Lorsque fut proclamée l'efficacité du réseau de papier, remplaçant le fil barbelé, pour permettre aux cloisons de verre de repousser victorieusement l'assaut des vagues ennemies, chacun s'empressa de placarder sur ses fenêtres une croix de Saint-André, en papier d'emballage, pour éviter d'avoir recours, le lendemain, aux bons offices du vitrier.

Mais, bientôt, ce dispositif de fortune cessa de contenter les assiégés et gâta leur horizon quotidien. Il fallait trouver mieux. Avec du papier, des ciseaux et de la colle, on peut faire des merveilles: nos petits artisans parisiens nous en ont donné cent fois la preuve. Ils ne devaient pas, dans la circonstance, se montrer inférieurs à leur réputation. On ne tarda pas à observer une évolution caractéristique du grillage protecteur. Du stade pratique et utilitaire il s'éleva, peu à peu, à un idéal artistique et désintéressé. Une préoccupation décorative guida les dessinateurs de ces frêles architectures. La croix de Saint-André céda la place à l'encadrement, au cloisonnement, au rinceau, au feston et à l'astragale. Et l'on se lança, bientôt, à corps perdu, dans la plus audacieuse fantaisie. La grande glace des vitrines offrait un terrain d'expériences particulièrement fécond. Ses vastes dimensions permettaient l'essor des plus ambitieuses conceptions. De plus, le souci de ne pas nuire au bon aspect de l'étalage et le désir légitime de ne pas se montrer inférieur à un concurrent, créèrent entre commerçants une émulation bienfaisante. Certains magasins ont ainsi réalisé d'assez curieuses compositions défensives. De la ligne droite on sut passer à la courbe, du trait à la silhouette, du papier blane à toutes les ressources de la couleur. On découvrit la perspective, on utilisa la lettre, on rechercha l'allégorie et l'emblème. Plus d'un commerçant avisé y trouva le prétexte d'une adroite publicité supplémentaire. Un nouvel art graphique venait de naître!

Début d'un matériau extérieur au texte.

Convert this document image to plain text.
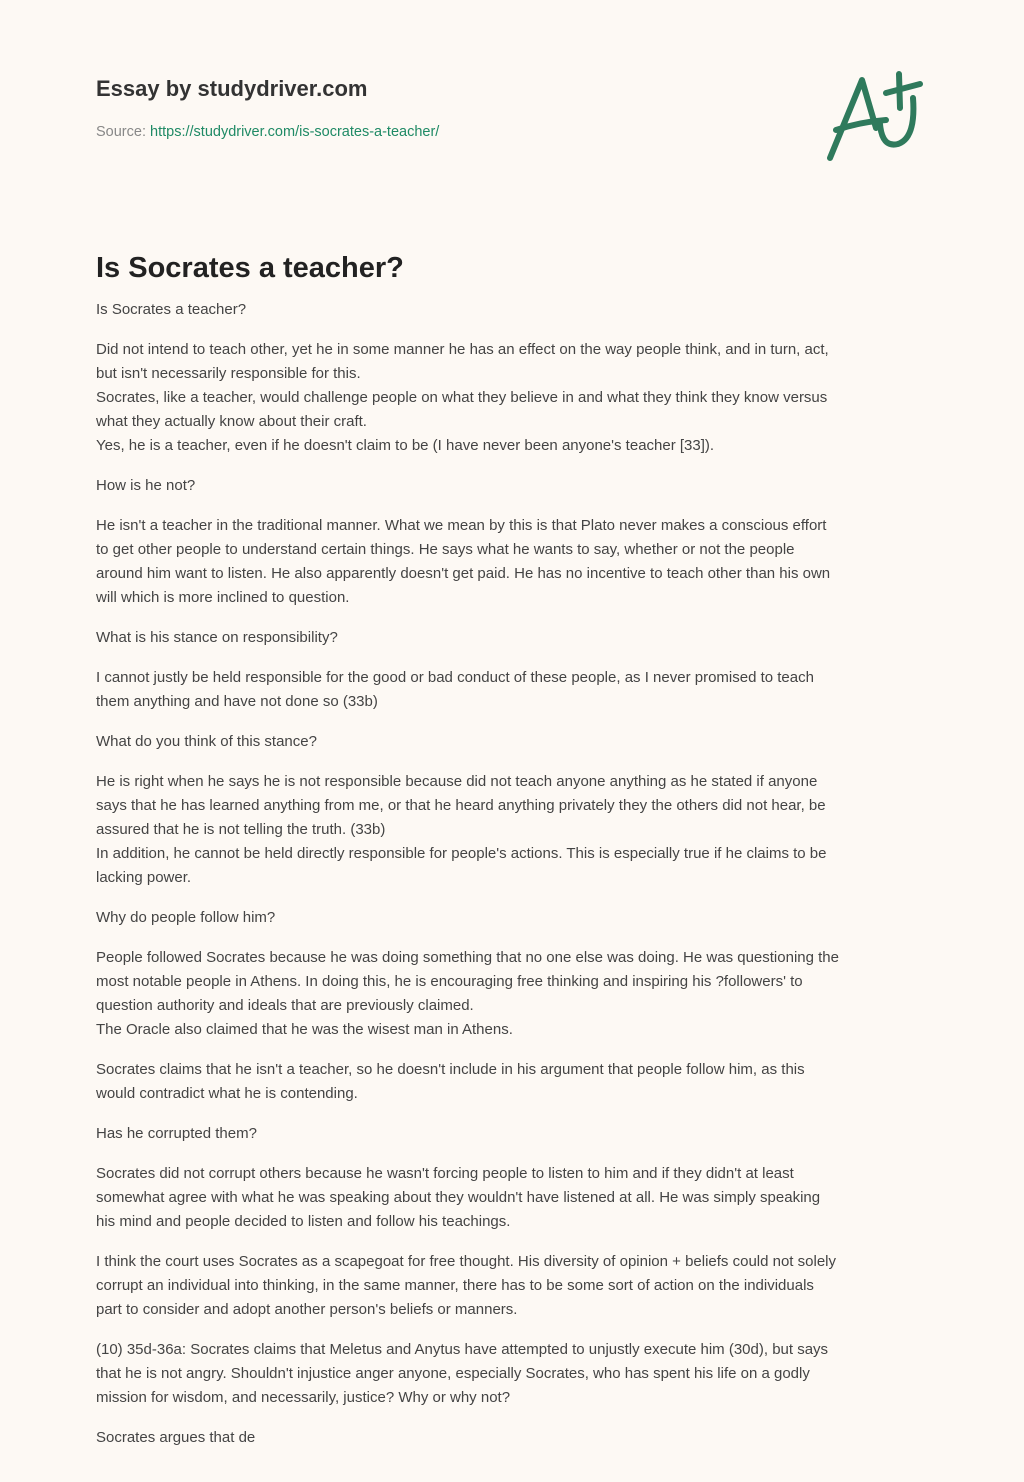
Essay by studydriver.com
Source: https://studydriver.com/is-socrates-a-teacher/
Is Socrates a teacher?

Is Socrates a teacher?

Did not intend to teach other, yet he in some manner he has an effect on the way people think, and in turn, act,
but isn't necessarily responsible for this.
Socrates, like a teacher, would challenge people on what they believe in and what they think they know versus
what they actually know about their craft.
Yes, he is a teacher, even if he doesn't claim to be (I have never been anyone's teacher [33]).

How is he not?

He isn't a teacher in the traditional manner. What we mean by this is that Plato never makes a conscious effort
to get other people to understand certain things. He says what he wants to say, whether or not the people
around him want to listen. He also apparently doesn't get paid. He has no incentive to teach other than his own
will which is more inclined to question.

What is his stance on responsibility?

I cannot justly be held responsible for the good or bad conduct of these people, as I never promised to teach
them anything and have not done so (33b)

What do you think of this stance?

He is right when he says he is not responsible because did not teach anyone anything as he stated if anyone
says that he has learned anything from me, or that he heard anything privately they the others did not hear, be
assured that he is not telling the truth. (33b)
In addition, he cannot be held directly responsible for people's actions. This is especially true if he claims to be
lacking power.

Why do people follow him?

People followed Socrates because he was doing something that no one else was doing. He was questioning the
most notable people in Athens. In doing this, he is encouraging free thinking and inspiring his ?followers' to
question authority and ideals that are previously claimed.
The Oracle also claimed that he was the wisest man in Athens.

Socrates claims that he isn't a teacher, so he doesn't include in his argument that people follow him, as this
would contradict what he is contending.

Has he corrupted them?

Socrates did not corrupt others because he wasn't forcing people to listen to him and if they didn't at least
somewhat agree with what he was speaking about they wouldn't have listened at all. He was simply speaking
his mind and people decided to listen and follow his teachings.

I think the court uses Socrates as a scapegoat for free thought. His diversity of opinion + beliefs could not solely
corrupt an individual into thinking, in the same manner, there has to be some sort of action on the individuals
part to consider and adopt another person's beliefs or manners.

(10) 35d-36a: Socrates claims that Meletus and Anytus have attempted to unjustly execute him (30d), but says
that he is not angry. Shouldn't injustice anger anyone, especially Socrates, who has spent his life on a godly
mission for wisdom, and necessarily, justice? Why or why not?

Socrates argues that de
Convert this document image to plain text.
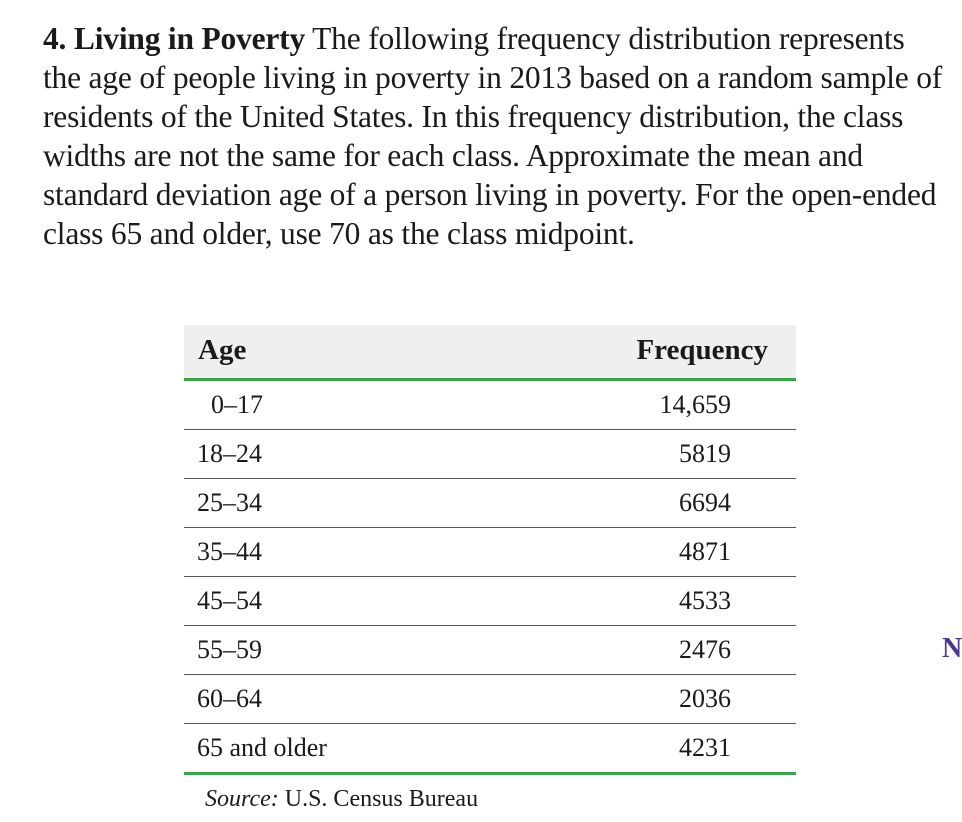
4. Living in Poverty The following frequency distribution represents the age of people living in poverty in 2013 based on a random sample of residents of the United States. In this frequency distribution, the class widths are not the same for each class. Approximate the mean and standard deviation age of a person living in poverty. For the open-ended class 65 and older, use 70 as the class midpoint.
Age	Frequency
0–17	14,659
18–24	5819
25–34	6694
35–44	4871
45–54	4533
55–59	2476
60–64	2036
65 and older	4231
Source: U.S. Census Bureau
N
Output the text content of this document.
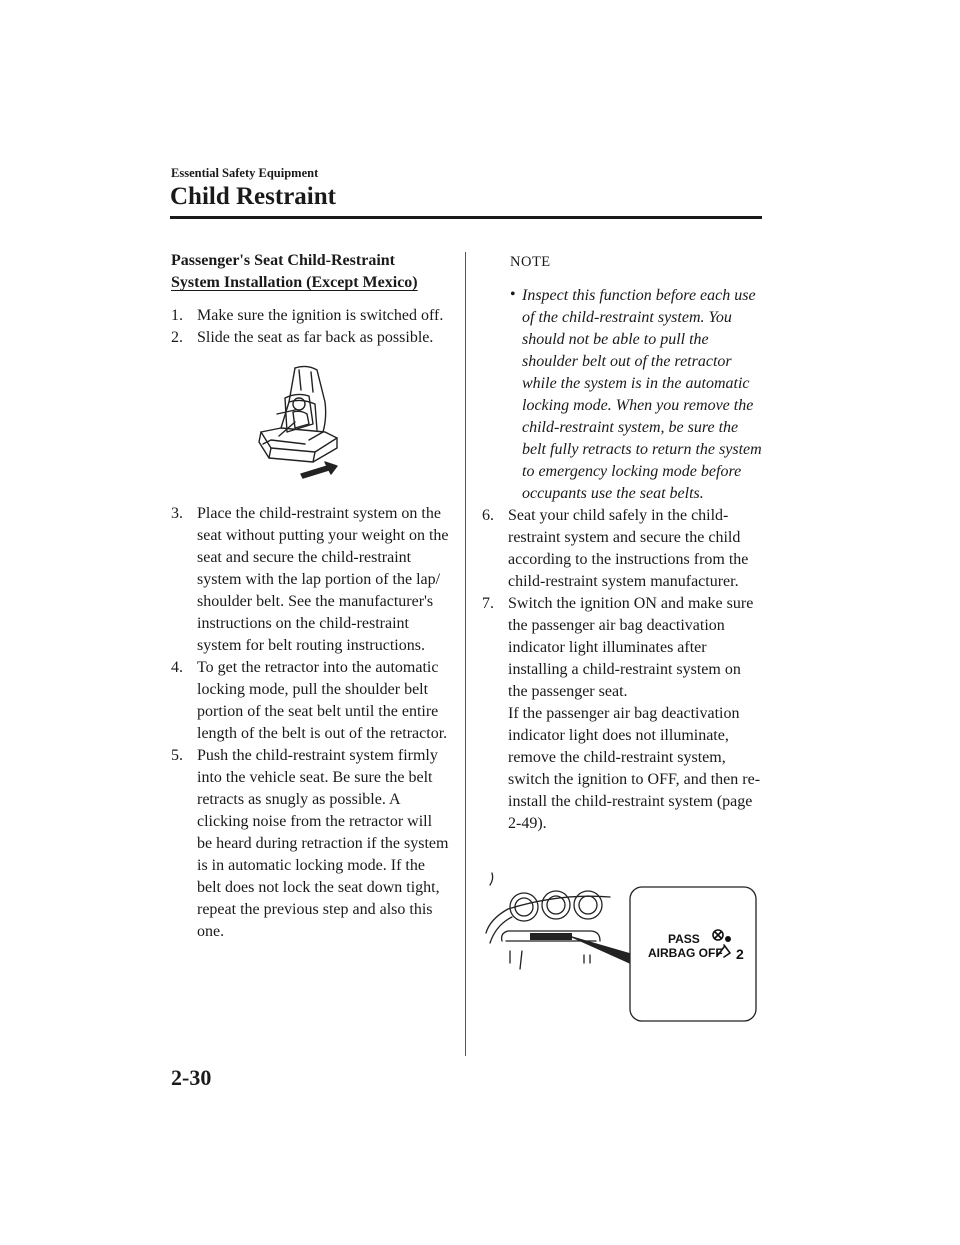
Essential Safety Equipment
Child Restraint
Passenger's Seat Child-Restraint
System Installation (Except Mexico)

1. Make sure the ignition is switched off.

2. Slide the seat as far back as possible.

3. Place the child-restraint system on the seat without putting your weight on the seat and secure the child-restraint system with the lap portion of the lap/ shoulder belt. See the manufacturer's instructions on the child-restraint system for belt routing instructions.

4. To get the retractor into the automatic locking mode, pull the shoulder belt portion of the seat belt until the entire length of the belt is out of the retractor.

5. Push the child-restraint system firmly into the vehicle seat. Be sure the belt retracts as snugly as possible. A clicking noise from the retractor will be heard during retraction if the system is in automatic locking mode. If the belt does not lock the seat down tight, repeat the previous step and also this one.

NOTE

• Inspect this function before each use of the child-restraint system. You should not be able to pull the shoulder belt out of the retractor while the system is in the automatic locking mode. When you remove the child-restraint system, be sure the belt fully retracts to return the system to emergency locking mode before occupants use the seat belts.

6. Seat your child safely in the child-restraint system and secure the child according to the instructions from the child-restraint system manufacturer.

7. Switch the ignition ON and make sure the passenger air bag deactivation indicator light illuminates after installing a child-restraint system on the passenger seat.
If the passenger air bag deactivation indicator light does not illuminate, remove the child-restraint system, switch the ignition to OFF, and then re-install the child-restraint system (page 2-49).

PASS
AIRBAG OFF 2
2-30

Etait-il vraiment aussi nouveau? A-t-on réfléchi qu'il n'y a là qu'une application parti- culière de l'art du treillagiste ? Dans la décoration de nos façades, des murailles nues ou des clôtures de parcs, le treillage de petites lattes de bois peint a donné lieu à de très intéressantes recherches, et a, pour ainsi dire, engendré un style. Il y a là tout un accord de lignes légères et aériennes qui peut aboutir à une heureuse harmonie. On semble l'avoir un peu oublié en créant le croisillon de papier. C'est ainsi que l'on a généralement négligé de proportionner la largeur des bandes et le volume de la composition aux dimensions de la vitrine ou même de l'immeuble. Tout cela manque de recul. On a, trop souvent, construit de lourds grillages de prison au lieu de s'inspirer de la science délicate de certains maîtres ferronniers qui tressaient le dur métal avec une dextérité de dentellières. De fins arceaux, de sveltes entrelacs courant sur une haute baie vitrée et prolongeant l'architecture des portes ou des fenêtres peuvent ajouter à la beauté d'une façade, lui donner plus d'unité et de caractère.

 

 

Au fond, les exigences commerciales des boutiquiers modernes pour qui une vitrine n'est jamais assez vaste, assez haute et assez transparente pour faire valoir les marchandises exposées et induire le passant en tentation, ne sont pas toujours favorables à la belle ordonnance du « visage » de nos maisons. Ces énormes trouées béantes gâtent les traits des plus belles demeures. Le croisillon de papier peut leur rendre une physionomie plus aimable, plus avenante,- plus accueillante. Par lui, la fenêtre retrouvera ce caractère d'intimité qui marque si fortement l'architecture du moyen âge et qu'on rencontre encore dans les monuments flamands. Nous retournons ainsi au meneau et au plomb de vitrail. Question de climat: comme les peuples du Nord, avant l'invention du chauffage central, le Parisien de 1918 se calfeutre sous son ciel inclément d'où neigent des obus et des bombes et toute sa demeure en prend un aspect nouveau.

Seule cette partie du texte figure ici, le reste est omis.